Ostatnim prelegentem pierwszej części spotkania był dr Jacek Skiba, kierownik Kliniki Kardiochirurgii wchodzącej w skład Ośrodka Chorób Serca przy w IV Wojskowym Szpitalu Klinicznym we Wrocławiu. Wraz z prof. Romualdem Cichoniem i dr. Romanem Przybylskim wchodził w skład pierwszego zespołu operacyjnego prof. Zbigniewa Religi. Oddział powstał w 2003 roku i szybko stał się najnowocześniejszym oddziałem kardiochirurgii w Polsce. Tworzyłem oddział na wzór mojego mistrza Zbigniewa Religii, a wiec otrzymując nominację zabrałem ze sobą swoich doświadczonych ludzi, mojego zastępcę, anestezjologa, perfuzjonistę, dwie oddziałowe – wówczas można było zaczynać… ‒ wspominał dr Jacek Skiba. Doświadczony, samodzielny zespół jest dzisiaj jego największą dumą.

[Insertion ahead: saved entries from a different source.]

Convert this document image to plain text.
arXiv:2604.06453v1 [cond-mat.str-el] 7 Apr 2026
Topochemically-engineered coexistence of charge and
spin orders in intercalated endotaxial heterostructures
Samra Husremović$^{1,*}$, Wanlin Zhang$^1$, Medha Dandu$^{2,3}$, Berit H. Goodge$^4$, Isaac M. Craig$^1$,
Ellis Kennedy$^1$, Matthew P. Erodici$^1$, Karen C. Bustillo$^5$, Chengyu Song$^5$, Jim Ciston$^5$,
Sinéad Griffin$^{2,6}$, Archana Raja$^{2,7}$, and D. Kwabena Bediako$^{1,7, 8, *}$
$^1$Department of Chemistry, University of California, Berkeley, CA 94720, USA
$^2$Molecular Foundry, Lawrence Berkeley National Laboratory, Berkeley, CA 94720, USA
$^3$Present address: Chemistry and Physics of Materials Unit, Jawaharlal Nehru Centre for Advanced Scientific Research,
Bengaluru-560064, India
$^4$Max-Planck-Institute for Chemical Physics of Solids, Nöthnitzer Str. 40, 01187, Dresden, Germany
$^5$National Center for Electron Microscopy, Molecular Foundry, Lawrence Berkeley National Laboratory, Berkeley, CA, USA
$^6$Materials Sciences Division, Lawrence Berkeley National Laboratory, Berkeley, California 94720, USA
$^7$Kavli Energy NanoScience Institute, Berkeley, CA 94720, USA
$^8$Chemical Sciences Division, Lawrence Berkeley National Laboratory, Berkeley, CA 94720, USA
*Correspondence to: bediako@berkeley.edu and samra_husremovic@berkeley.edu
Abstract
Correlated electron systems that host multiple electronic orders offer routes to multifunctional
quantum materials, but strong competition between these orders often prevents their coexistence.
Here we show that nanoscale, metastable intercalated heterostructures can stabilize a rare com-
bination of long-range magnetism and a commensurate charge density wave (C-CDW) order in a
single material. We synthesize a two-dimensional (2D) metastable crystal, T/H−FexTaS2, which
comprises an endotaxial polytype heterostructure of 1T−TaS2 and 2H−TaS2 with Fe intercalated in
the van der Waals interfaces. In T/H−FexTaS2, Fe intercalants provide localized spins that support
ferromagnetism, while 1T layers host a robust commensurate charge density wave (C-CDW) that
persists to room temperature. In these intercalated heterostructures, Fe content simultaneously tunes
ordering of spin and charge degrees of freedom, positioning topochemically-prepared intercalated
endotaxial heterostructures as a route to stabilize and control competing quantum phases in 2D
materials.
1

Dzisiaj ośrodek wrocławski pod względem wykonywanych zabiegów plasuje się na trzecim miejscu w Polsce.
Spotkanie było okazją do wymiany doświadczeń klinicznych, które odbyły się w drugiej części, a także spotkania koleżeńskiego w Starej Bibliotece.

dr Dariusz Lewera
Polskie Towarzystwo Historii Nauk Medycznych
Ośrodek Pamięci i Dokumentacji Historycznej DIL Fot. z archiwum D.L.